Here's how the algorithm would work step-by-step:

  1. First, identify all the separate groups of nodes that are connected to each other.
  2. For each node, find the group it belongs to. This tells us all the nodes it *can* reach.
  3. Count the size (number of nodes) of each group.
  4. Now, consider each group one by one. For each group, calculate how many nodes are *not* in that group. This is the number of nodes that the nodes in the current group cannot reach.
  5. Multiply the size of the current group by the number of nodes not in the group. This gives the number of unreachable pairs from the current group.
  6. Add up the number of unreachable pairs from all the groups. However, since each unreachable pair is counted twice (once for each node in the pair), divide the final result by two to get the correct number of unique unreachable node pairs.

Code Implementation

def count_unreachable_pairs(number_of_nodes, edges):
    graph = [[] for _ in range(number_of_nodes)]
    for node_a, node_b in edges:
        graph[node_a].append(node_b)
        graph[node_b].append(node_a)

    visited = [False] * number_of_nodes
    components = []

    def depth_first_search(node, current_component):
        visited[node] = True
        current_component.append(node)
        for neighbor in graph[node]:
            if not visited[neighbor]:
                depth_first_search(neighbor, current_component)
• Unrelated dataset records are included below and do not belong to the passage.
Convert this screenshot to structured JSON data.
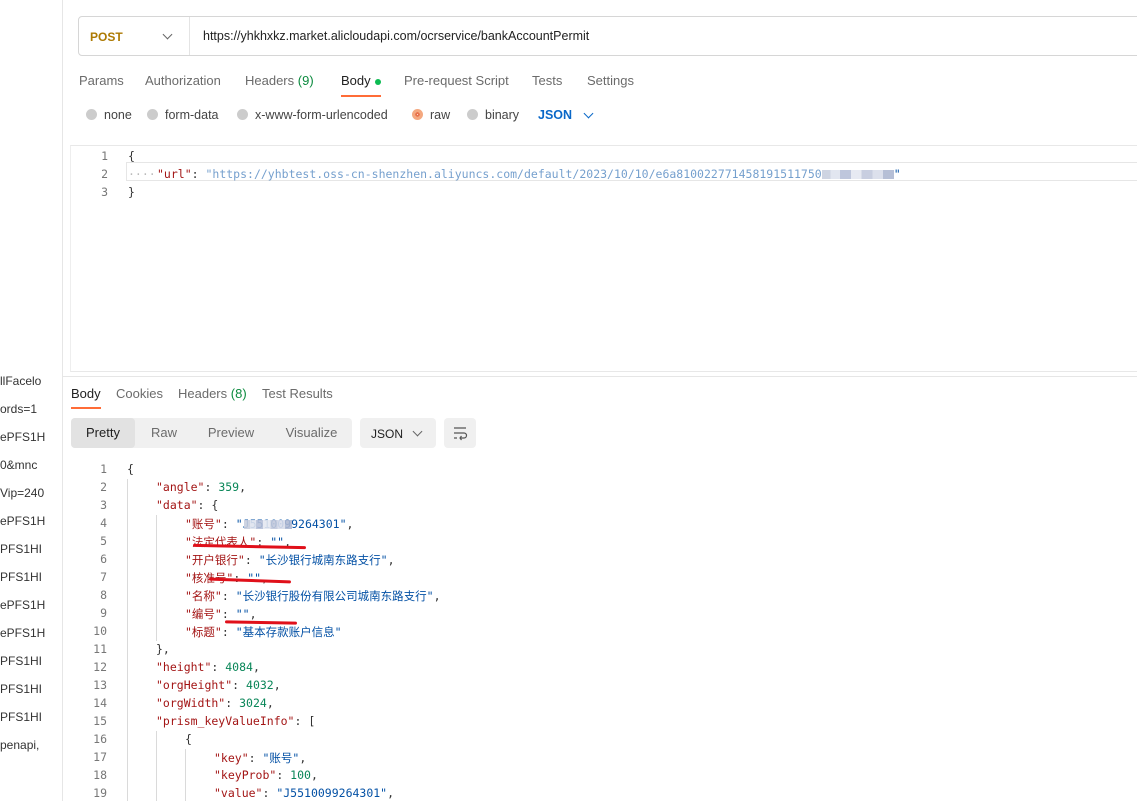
{
  "sidebar": {
    "items": [
      "llFacelo",
      "ords=1",
      "ePFS1H",
      "0&mnc",
      "Vip=240",
      "ePFS1H",
      "PFS1HI",
      "PFS1HI",
      "ePFS1H",
      "ePFS1H",
      "PFS1HI",
      "PFS1HI",
      "PFS1HI",
      "penapi,"
    ]
  },
  "request": {
    "method": "POST",
    "url": "https://yhkhxkz.market.alicloudapi.com/ocrservice/bankAccountPermit",
    "tabs": {
      "params": "Params",
      "authorization": "Authorization",
      "headers": "Headers",
      "headers_count": "(9)",
      "body": "Body",
      "prerequest": "Pre-request Script",
      "tests": "Tests",
      "settings": "Settings"
    },
    "body_types": {
      "none": "none",
      "form_data": "form-data",
      "urlencoded": "x-www-form-urlencoded",
      "raw": "raw",
      "binary": "binary",
      "format": "JSON"
    },
    "editor": {
      "line_numbers": [
        "1",
        "2",
        "3"
      ],
      "open": "{",
      "key": "\"url\"",
      "colon": ": ",
      "value_visible": "\"https://yhbtest.oss-cn-shenzhen.aliyuncs.com/default/2023/10/10/e6a810022771458191511750",
      "value_end": "\"",
      "close": "}"
    }
  },
  "response": {
    "tabs": {
      "body": "Body",
      "cookies": "Cookies",
      "headers": "Headers",
      "headers_count": "(8)",
      "test_results": "Test Results"
    },
    "views": {
      "pretty": "Pretty",
      "raw": "Raw",
      "preview": "Preview",
      "visualize": "Visualize",
      "format": "JSON"
    },
    "line_numbers": [
      "1",
      "2",
      "3",
      "4",
      "5",
      "6",
      "7",
      "8",
      "9",
      "10",
      "11",
      "12",
      "13",
      "14",
      "15",
      "16",
      "17",
      "18",
      "19"
    ],
    "lines": [
      {
        "k": "",
        "v": "{",
        "p": ""
      },
      {
        "k": "\"angle\"",
        "v": "359",
        "p": ","
      },
      {
        "k": "\"data\"",
        "v": "{",
        "p": ""
      },
      {
        "k": "\"账号\"",
        "v": "\"J5510099264301\"",
        "p": ","
      },
      {
        "k": "\"法定代表人\"",
        "v": "\"\"",
        "p": ","
      },
      {
        "k": "\"开户银行\"",
        "v": "\"长沙银行城南东路支行\"",
        "p": ","
      },
      {
        "k": "\"核准号\"",
        "v": "\"\"",
        "p": ","
      },
      {
        "k": "\"名称\"",
        "v": "\"长沙银行股份有限公司城南东路支行\"",
        "p": ","
      },
      {
        "k": "\"编号\"",
        "v": "\"\"",
        "p": ","
      },
      {
        "k": "\"标题\"",
        "v": "\"基本存款账户信息\"",
        "p": ""
      },
      {
        "k": "",
        "v": "},",
        "p": ""
      },
      {
        "k": "\"height\"",
        "v": "4084",
        "p": ","
      },
      {
        "k": "\"orgHeight\"",
        "v": "4032",
        "p": ","
      },
      {
        "k": "\"orgWidth\"",
        "v": "3024",
        "p": ","
      },
      {
        "k": "\"prism_keyValueInfo\"",
        "v": "[",
        "p": ""
      },
      {
        "k": "",
        "v": "{",
        "p": ""
      },
      {
        "k": "\"key\"",
        "v": "\"账号\"",
        "p": ","
      },
      {
        "k": "\"keyProb\"",
        "v": "100",
        "p": ","
      },
      {
        "k": "\"value\"",
        "v": "\"J5510099264301\"",
        "p": ","
      }
    ]
  }
}
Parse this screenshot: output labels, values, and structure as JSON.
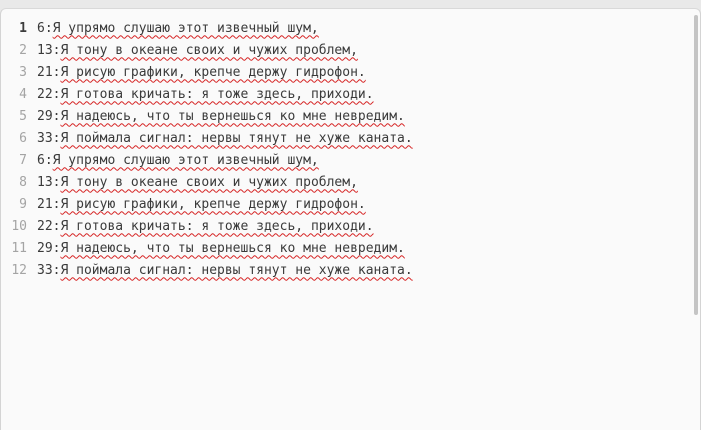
{
  "editor": {
    "lines": [
      {
        "number": "1",
        "prefix": "6:",
        "text": "Я упрямо слушаю этот извечный шум,"
      },
      {
        "number": "2",
        "prefix": "13:",
        "text": "Я тону в океане своих и чужих проблем,"
      },
      {
        "number": "3",
        "prefix": "21:",
        "text": "Я рисую графики, крепче держу гидрофон."
      },
      {
        "number": "4",
        "prefix": "22:",
        "text": "Я готова кричать: я тоже здесь, приходи."
      },
      {
        "number": "5",
        "prefix": "29:",
        "text": "Я надеюсь, что ты вернешься ко мне невредим."
      },
      {
        "number": "6",
        "prefix": "33:",
        "text": "Я поймала сигнал: нервы тянут не хуже каната."
      },
      {
        "number": "7",
        "prefix": "6:",
        "text": "Я упрямо слушаю этот извечный шум,"
      },
      {
        "number": "8",
        "prefix": "13:",
        "text": "Я тону в океане своих и чужих проблем,"
      },
      {
        "number": "9",
        "prefix": "21:",
        "text": "Я рисую графики, крепче держу гидрофон."
      },
      {
        "number": "10",
        "prefix": "22:",
        "text": "Я готова кричать: я тоже здесь, приходи."
      },
      {
        "number": "11",
        "prefix": "29:",
        "text": "Я надеюсь, что ты вернешься ко мне невредим."
      },
      {
        "number": "12",
        "prefix": "33:",
        "text": "Я поймала сигнал: нервы тянут не хуже каната."
      }
    ]
  },
  "colors": {
    "spellcheck_underline": "#d62424",
    "text": "#3a3a3a",
    "gutter": "#a4a4a4"
  }
}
    # Find all connected components
    for node in range(number_of_nodes):
        if not visited[node]:
            current_component = []
            depth_first_search(node, current_component)
            components.append(current_component)

    component_sizes = [len(component) for component in components]
    total_unreachable_pairs = 0

    # Iterate through the sizes of connected components
    for component_size in component_sizes:
        # Count nodes not reachable from the current component.
        unreachable_nodes = number_of_nodes - component_size
        total_unreachable_pairs += component_size * unreachable_nodes

    # Each pair was counted twice so divide by 2
    return total_unreachable_pairs // 2

Big(O) Analysis

Time Complexity
O(n + m)The algorithm involves finding connected components using Depth First Search or Breadth First Search. Identifying connected components typically takes O(n + m) time, where n is the number of nodes and m is the number of edges. Counting the sizes of the groups is O(n). The subsequent calculations, involving iterating through groups and computing unreachable pairs, are also O(n), where n is the number of nodes. Since graph traversal (finding components) dominates, the overall time complexity is O(n + m). In a sparse graph where m is much smaller than n^2, this is more efficient than checking all possible pairs of nodes.
Space Complexity
O(N)The algorithm identifies connected components using a data structure like a Disjoint Set Union (DSU) or Depth-First Search (DFS), which requires space proportional to the number of nodes (N) to store parent pointers or visited status for each node. The sizes of these connected components are also stored, requiring another array of size N. Therefore, the dominant space complexity is determined by storing connected component information for each node, leading to O(N) auxiliary space.

Edge Cases

Empty graph (n = 0)
How to Handle:
Return 0, as there are no nodes and thus no pairs.
Single node graph (n = 1)
How to Handle:
Return 0, as there are no pairs of nodes.
Graph with no edges
How to Handle:
Each node is its own connected component; the answer is n * (n - 1) / 2.
Fully connected graph
How to Handle:
Return 0, as all nodes are reachable from each other.
Graph with a single connected component
How to Handle:
Return 0, as all nodes are reachable from each other.
Large graph (n close to limit) to check for integer overflow in calculations
How to Handle:
Use 64-bit integers (long) to store the number of nodes in each component and the total count of unreachable pairs.
Graph with many small connected components
How to Handle:
Ensure the algorithm efficiently iterates through all components and correctly calculates the unreachable pairs for each combination.
Disjoint graph with one very large component, and many very small components
How to Handle:
Ensure the algorithm doesn't time out calculating the large component's size using an efficient graph traversal method like Depth-First Search (DFS) or Breadth-First Search (BFS).